Evolution by natural selection and the overuse of antibiotics have led to the emergence and proliferation of drug-resistant bacteria. One of the mechanisms that bacteria have evolved to overcome antibiotics is the membrane efflux pump. By expelling the drugs outside of the cell, the bacterium prevents the molecule from accumulating to a toxic level. Transcriptional regulators, which control when the genes of these proteins are transcribed from DNA to RNA, are able to sense the drugs within the cell by binding to them. In the transcriptional repression process, once ligand-bound, the regulators are released from the DNA, allowing the efflux protein to be expressed. The efflux pump then recognizes these drugs and pumps them out of the cell. Both the regulator and the protein that it regulates recognize the same drugs. In fact, most of these are able to recognize multiple drugs or drug classes, making treatment difficult.

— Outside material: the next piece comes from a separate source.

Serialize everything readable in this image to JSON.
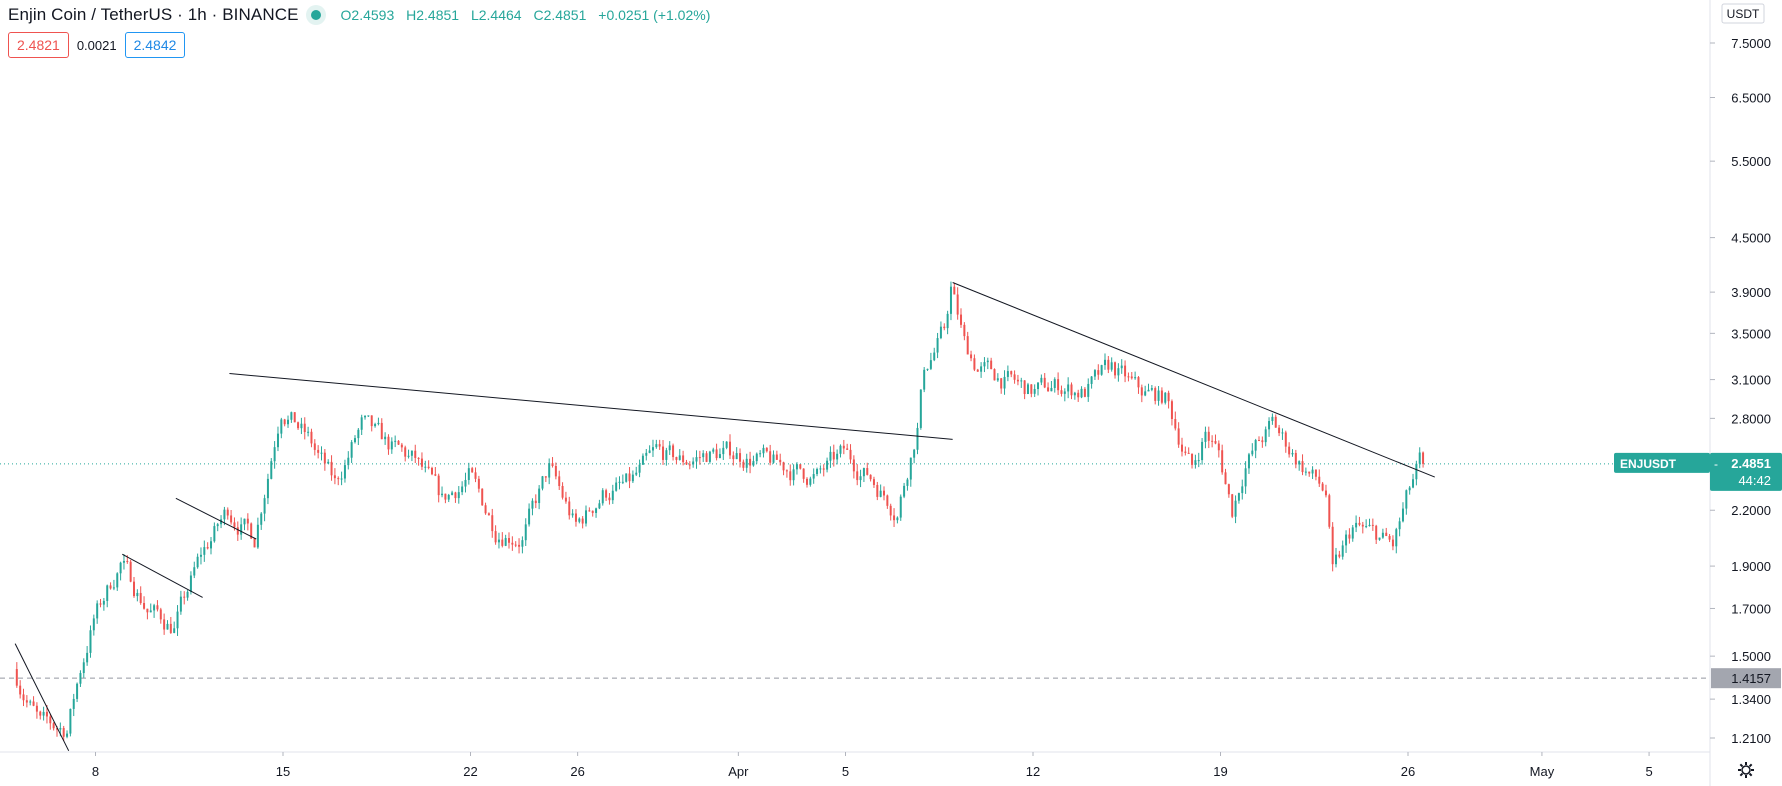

In this thesis, we examine the protein structure to determine its function and to predict its reaction to new substrates. We determined the X-ray crystal structures of the transcriptional regulator Rv3066 from Mycobacterium tuberculosis and two components of the MtrCDE tripartite pump (MtrD and MtrE) from Neisseria gonorrhoeae, and examined the tripartite efflux complex CusCBA to determine the mechanism behind ion extrusion. To better understand how the regulators and efflux pumps recognize their substrates, we used AutoDock Vina to predict binding sites and to predict possible new ligands. With this data, we hope to find a way to impede the resistance of bacteria to drugs and allow existing antibiotics to become effective again.